La dame en blanc

L'ouvrage:
Angleterre, 1850.
Walter Hartright est professeur de dessin. Alors qu'il se rend chez Frédéric Ferly où il doit enseigner le dessin à deux jeunes filles, il rencontre une femme vêtue de blanc qui lui demande si elle est bien sur la route de Londres. Fébrile, elle le supplie de garder cette rencontre secrète. Walter ne sait pas que la providence remettra la jeune femme sur son chemin.

Critique:
Voilà un roman qui mélange habilement les ingrédients du bon roman-feuilleton. Certains éléments sont un peu clichés, mais il faut replacer le roman dans son contexte.
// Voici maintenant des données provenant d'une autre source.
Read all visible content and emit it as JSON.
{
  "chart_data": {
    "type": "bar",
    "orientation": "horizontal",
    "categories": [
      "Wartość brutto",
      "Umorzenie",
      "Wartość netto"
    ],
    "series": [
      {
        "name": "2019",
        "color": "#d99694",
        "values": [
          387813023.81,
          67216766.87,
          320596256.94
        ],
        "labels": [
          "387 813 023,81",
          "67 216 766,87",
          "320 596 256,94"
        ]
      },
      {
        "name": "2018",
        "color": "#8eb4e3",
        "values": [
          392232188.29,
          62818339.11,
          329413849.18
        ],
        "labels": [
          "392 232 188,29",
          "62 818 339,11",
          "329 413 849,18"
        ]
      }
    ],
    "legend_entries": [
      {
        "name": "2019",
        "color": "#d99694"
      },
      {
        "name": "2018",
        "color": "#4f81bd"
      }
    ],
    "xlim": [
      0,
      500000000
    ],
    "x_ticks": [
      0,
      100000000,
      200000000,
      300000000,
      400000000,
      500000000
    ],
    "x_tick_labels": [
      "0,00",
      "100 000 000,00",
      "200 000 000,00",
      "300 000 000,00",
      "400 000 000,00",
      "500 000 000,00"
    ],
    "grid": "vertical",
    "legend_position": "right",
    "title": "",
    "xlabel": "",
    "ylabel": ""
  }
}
L'auteur donne du rythme à son récit en créant des rebondissements quand il le faut. La nature de ces coups de théâtre n'est pas toujours convaincante, mais chacun arrive à propos. Ensuite, le récit est fait par plusieurs personnes de diverses manières. Par exemple, celui de Marianne est connu grâce à son journal intime, celui du comte est obtenu de manière assez spectaculaire, etc. Ces différents points de vue donnent davantage corps aux personnages qui racontent, d'abord parce qu'on partage la pensée de chacun. De plus, Wilkie Collins adopte un style différents lorsque certains s'expriment. Je pense surtout au comte.

On retrouve des péripéties, des situations dramatiques, des épisodes larmoyants... Les femmes s'évanouissent souvent, ont des crises de nerfs, etc. Ces pâmoisons sont un peu ennuyeuses, même si elles font partie de ce qui se faisait à l'époque.
On retrouve également certains éléments qui doivent être des topoi du genre: deux personnes se ressemblent, ce qui aura une conséquence; une ou plusieurs conspirations impliquent un asile psychiatrique...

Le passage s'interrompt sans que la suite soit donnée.